What’s more, he insists the soups “do not compromise at all in taste or texture.”

New directions
As wedded to tradition as Shafir, Frick and the rest of Kettle Cuisine crew may be, they recognize the need for change when it arises, as was the case in 2009 when the historically refrigerated soup company introduced soups in a frozen format.

“Developing our frozen capability was important for us because we explored many ways of expanding our geographic reach beyond the Northeast, and the only path we were comfortable with was moving from an exclusive focus on refrigeration to freezing,” Shafir says. “After extensive testing, we found that we could make frozen soup with no noticeable compromise in flavor or texture, whereas alternative paths of extending shelf life compromised both the purity of the ingredients and the finished taste.  Now in our 25th year, we are finally able to share our products, services and philosophies with customers across the entire country. ”

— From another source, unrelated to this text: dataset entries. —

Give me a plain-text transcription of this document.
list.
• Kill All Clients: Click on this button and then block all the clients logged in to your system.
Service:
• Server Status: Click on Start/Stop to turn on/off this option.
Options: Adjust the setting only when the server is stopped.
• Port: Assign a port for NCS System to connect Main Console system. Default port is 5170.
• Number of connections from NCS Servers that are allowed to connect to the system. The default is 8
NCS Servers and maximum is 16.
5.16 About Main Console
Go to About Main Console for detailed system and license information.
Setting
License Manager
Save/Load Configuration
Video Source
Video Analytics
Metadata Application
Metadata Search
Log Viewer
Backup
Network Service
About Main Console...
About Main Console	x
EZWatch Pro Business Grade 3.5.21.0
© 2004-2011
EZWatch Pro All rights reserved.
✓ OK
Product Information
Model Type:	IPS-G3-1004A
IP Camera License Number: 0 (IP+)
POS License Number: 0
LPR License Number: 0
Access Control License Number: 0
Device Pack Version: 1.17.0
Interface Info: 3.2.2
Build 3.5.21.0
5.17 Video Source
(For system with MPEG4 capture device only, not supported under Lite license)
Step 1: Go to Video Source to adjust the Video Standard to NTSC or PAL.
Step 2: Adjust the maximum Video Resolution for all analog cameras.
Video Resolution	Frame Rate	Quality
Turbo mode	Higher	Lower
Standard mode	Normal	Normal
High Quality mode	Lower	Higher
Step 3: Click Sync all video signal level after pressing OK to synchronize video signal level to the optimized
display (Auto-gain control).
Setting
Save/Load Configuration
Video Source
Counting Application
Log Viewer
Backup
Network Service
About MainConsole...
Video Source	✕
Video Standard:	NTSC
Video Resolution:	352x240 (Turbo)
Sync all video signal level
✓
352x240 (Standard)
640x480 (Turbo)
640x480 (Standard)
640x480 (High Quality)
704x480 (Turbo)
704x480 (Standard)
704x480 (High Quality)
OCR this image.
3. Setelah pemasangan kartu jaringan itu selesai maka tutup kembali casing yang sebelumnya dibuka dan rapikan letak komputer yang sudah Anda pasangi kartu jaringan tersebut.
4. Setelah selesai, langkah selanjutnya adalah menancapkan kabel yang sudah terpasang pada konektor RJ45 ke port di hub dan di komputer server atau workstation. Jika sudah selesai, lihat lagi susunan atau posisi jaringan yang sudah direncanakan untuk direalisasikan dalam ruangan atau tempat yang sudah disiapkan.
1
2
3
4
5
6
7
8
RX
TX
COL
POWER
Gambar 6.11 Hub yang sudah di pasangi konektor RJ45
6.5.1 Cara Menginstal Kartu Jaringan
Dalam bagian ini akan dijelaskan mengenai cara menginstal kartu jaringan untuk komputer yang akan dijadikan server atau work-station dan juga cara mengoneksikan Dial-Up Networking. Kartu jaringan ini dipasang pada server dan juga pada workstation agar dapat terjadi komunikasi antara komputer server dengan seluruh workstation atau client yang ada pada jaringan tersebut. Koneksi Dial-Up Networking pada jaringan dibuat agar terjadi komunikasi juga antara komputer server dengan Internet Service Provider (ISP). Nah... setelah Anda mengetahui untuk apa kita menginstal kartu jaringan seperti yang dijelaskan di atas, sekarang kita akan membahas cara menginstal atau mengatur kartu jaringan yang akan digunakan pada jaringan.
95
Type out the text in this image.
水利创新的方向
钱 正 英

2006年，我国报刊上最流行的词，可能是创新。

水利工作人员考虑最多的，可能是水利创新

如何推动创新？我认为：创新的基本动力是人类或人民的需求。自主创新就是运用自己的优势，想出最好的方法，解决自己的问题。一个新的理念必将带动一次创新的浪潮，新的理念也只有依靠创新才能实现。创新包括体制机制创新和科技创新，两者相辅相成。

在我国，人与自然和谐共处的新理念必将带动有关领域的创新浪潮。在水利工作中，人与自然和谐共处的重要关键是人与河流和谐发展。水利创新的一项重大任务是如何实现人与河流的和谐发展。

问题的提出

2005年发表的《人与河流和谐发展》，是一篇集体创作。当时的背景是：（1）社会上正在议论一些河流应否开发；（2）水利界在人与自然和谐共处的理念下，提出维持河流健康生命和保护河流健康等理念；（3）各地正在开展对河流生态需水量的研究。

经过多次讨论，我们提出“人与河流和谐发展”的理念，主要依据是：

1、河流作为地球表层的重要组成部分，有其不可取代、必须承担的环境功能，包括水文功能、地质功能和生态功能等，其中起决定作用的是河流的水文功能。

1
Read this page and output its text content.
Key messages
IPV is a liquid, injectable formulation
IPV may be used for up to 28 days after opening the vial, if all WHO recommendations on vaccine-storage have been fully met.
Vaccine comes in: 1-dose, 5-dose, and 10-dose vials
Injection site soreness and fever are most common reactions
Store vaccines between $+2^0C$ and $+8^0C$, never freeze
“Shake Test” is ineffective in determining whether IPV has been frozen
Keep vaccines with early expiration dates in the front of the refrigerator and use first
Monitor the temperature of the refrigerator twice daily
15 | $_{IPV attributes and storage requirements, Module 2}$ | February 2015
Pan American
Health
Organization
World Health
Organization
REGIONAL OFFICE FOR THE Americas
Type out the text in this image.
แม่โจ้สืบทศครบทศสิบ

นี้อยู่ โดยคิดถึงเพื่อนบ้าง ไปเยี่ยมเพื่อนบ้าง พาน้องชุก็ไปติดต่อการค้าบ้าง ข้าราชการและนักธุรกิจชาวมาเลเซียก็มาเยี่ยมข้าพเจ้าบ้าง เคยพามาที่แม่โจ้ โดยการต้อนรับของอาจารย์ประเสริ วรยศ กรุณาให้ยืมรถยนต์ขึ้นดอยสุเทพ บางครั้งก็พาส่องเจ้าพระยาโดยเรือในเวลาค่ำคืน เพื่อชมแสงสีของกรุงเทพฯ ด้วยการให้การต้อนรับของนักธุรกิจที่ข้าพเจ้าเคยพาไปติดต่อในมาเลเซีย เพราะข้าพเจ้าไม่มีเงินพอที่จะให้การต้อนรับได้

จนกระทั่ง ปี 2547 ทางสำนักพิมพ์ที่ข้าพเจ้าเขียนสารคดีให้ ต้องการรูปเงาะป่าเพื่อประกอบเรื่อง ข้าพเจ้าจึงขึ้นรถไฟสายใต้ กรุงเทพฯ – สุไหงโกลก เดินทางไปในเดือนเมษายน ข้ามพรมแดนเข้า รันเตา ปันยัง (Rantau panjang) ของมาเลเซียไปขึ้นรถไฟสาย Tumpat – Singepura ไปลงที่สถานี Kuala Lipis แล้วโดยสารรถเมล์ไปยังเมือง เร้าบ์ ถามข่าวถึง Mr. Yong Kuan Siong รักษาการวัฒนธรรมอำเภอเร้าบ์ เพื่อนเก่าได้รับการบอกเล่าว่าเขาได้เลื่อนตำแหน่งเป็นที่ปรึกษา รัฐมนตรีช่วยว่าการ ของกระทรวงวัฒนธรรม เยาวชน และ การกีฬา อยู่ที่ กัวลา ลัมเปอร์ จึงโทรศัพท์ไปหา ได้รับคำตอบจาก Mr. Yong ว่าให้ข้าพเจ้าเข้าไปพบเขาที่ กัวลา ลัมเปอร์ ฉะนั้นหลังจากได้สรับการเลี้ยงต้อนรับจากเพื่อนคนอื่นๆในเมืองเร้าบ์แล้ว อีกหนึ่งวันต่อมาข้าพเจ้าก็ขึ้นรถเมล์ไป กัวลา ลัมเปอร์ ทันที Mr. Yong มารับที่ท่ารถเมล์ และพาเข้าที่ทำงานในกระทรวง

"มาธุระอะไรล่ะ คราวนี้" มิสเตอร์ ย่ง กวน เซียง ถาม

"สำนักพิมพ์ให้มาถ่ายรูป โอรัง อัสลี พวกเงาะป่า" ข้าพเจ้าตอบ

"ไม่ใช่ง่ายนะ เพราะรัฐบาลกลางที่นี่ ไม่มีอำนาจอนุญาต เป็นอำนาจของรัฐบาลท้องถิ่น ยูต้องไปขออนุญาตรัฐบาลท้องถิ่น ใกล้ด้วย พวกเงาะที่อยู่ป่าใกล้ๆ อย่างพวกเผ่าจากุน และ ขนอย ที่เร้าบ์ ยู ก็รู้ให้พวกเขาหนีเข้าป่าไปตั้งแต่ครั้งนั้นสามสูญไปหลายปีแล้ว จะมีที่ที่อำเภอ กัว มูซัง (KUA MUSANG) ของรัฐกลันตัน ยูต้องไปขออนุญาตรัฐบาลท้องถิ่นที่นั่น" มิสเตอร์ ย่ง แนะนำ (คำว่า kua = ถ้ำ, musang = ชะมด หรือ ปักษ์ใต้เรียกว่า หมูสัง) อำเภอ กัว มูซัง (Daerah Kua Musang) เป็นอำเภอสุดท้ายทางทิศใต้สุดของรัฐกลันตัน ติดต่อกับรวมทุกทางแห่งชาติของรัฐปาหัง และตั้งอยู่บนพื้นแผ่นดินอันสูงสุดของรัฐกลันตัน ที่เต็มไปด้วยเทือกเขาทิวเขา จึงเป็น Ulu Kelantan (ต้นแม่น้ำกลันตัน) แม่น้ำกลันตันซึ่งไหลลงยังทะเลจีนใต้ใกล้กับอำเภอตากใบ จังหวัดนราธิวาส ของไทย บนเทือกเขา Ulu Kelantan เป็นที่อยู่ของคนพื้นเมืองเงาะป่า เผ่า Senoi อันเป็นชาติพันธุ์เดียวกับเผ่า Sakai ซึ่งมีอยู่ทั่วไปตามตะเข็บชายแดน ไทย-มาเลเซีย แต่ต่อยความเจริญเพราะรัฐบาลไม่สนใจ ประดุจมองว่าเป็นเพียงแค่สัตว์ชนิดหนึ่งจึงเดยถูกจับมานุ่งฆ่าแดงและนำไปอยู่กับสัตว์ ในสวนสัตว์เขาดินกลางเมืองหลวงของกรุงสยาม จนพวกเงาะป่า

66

As Frick notes, the task was a matter of minor tweaks to a small set of ingredients and procedures-but always within the framework of Kettle Cuisine’s core values.

“For example, you use rice starch instead of wheat starch,” he says. “You just formulate the soups in a fashion that allows them be frozen, and once they’re reheated, they have the same premium taste and texture as their refrigerated counterparts.”

And that, in the end, is the real bottom line, isn’t it?

As Frick points out, the company is called Kettle Cuisine for a reason: “Cuisine means you’re cooking. This is nothing but a large kitchen. You may not be able to lift the pots and pour, but the cooking is the same. And for me, that’s what cuisine is all about.”